In this paper indecomposable representations and boson realizations of the nonlinear angular momentum algebra \(\mathcal{R}_{q,p}^{c_1,c_2,c_3}\) of Witten’s first type are investigated in a purely algebraic manner. Explicit form of the master representation of \(\mathcal{R}_{q,p}^{c_1,c_2,c_3}\) on the space of its universal enveloping algebra is given. Then, from this master representation, other indecomposable representations are obtained in explicit form.
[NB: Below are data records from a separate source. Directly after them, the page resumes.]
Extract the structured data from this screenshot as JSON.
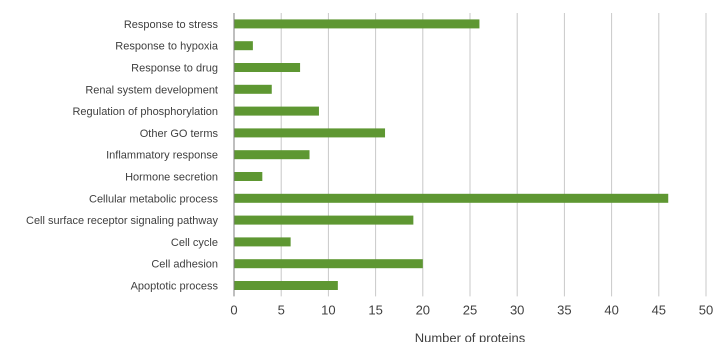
{
  "chart_data": {
    "type": "bar",
    "orientation": "horizontal",
    "categories": [
      "Response to stress",
      "Response to hypoxia",
      "Response to drug",
      "Renal system development",
      "Regulation of phosphorylation",
      "Other GO terms",
      "Inflammatory response",
      "Hormone secretion",
      "Cellular metabolic process",
      "Cell surface receptor signaling pathway",
      "Cell cycle",
      "Cell adhesion",
      "Apoptotic process"
    ],
    "values": [
      26,
      2,
      7,
      4,
      9,
      16,
      8,
      3,
      46,
      19,
      6,
      20,
      11
    ],
    "xlabel": "Number of proteins",
    "xlim": [
      0,
      50
    ],
    "xticks": [
      "0",
      "5",
      "10",
      "15",
      "20",
      "25",
      "30",
      "35",
      "40",
      "45",
      "50"
    ],
    "grid": "vertical",
    "legend": "none",
    "bar_color": "#5e9732",
    "grid_color": "#c8c8c8",
    "text_color": "#404040"
  }
}
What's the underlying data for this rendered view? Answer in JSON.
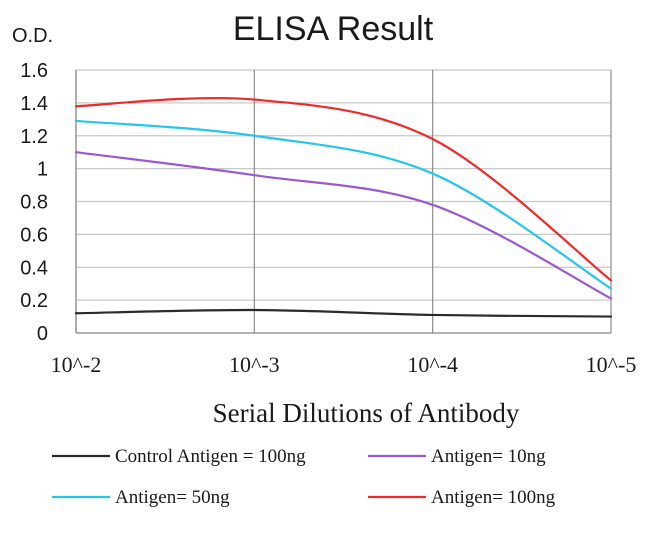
{
  "chart_data": {
    "type": "line",
    "title": "ELISA Result",
    "ylabel": "O.D.",
    "xlabel": "Serial Dilutions of Antibody",
    "categories": [
      "10^-2",
      "10^-3",
      "10^-4",
      "10^-5"
    ],
    "ylim": [
      0,
      1.6
    ],
    "yticks": [
      "0",
      "0.2",
      "0.4",
      "0.6",
      "0.8",
      "1",
      "1.2",
      "1.4",
      "1.6"
    ],
    "grid": true,
    "legend_position": "bottom",
    "series": [
      {
        "name": "Control Antigen = 100ng",
        "color": "#2b2b2b",
        "values": [
          0.12,
          0.14,
          0.11,
          0.1
        ]
      },
      {
        "name": "Antigen= 10ng",
        "color": "#9b59d0",
        "values": [
          1.1,
          0.96,
          0.78,
          0.21
        ]
      },
      {
        "name": "Antigen= 50ng",
        "color": "#26c6ea",
        "values": [
          1.29,
          1.2,
          0.97,
          0.27
        ]
      },
      {
        "name": "Antigen= 100ng",
        "color": "#ee2a2a",
        "values": [
          1.38,
          1.42,
          1.18,
          0.32
        ]
      }
    ]
  }
}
Various kinds of single-boson, single inverse boson, and double-boson realizations of \(\mathcal{R}_{q,p}^{c_1,c_2,c_3}\) are respectively obtained by generalizing the Holstein–Primakoff realization, the Dyson realization, and the Jordan–Schwinger realization of the Lie algebras SU(2) and SU(1,1). For each kind, the unitary realization, the nonunitary realization, and their connection by the corresponding similarity transformation are respectively discussed. Using a kind of double-boson realizations, the irreducible representation of \(\mathcal{R}_{q,p}^{c_1,c_2,c_3}\) in the angular momentum basis is given.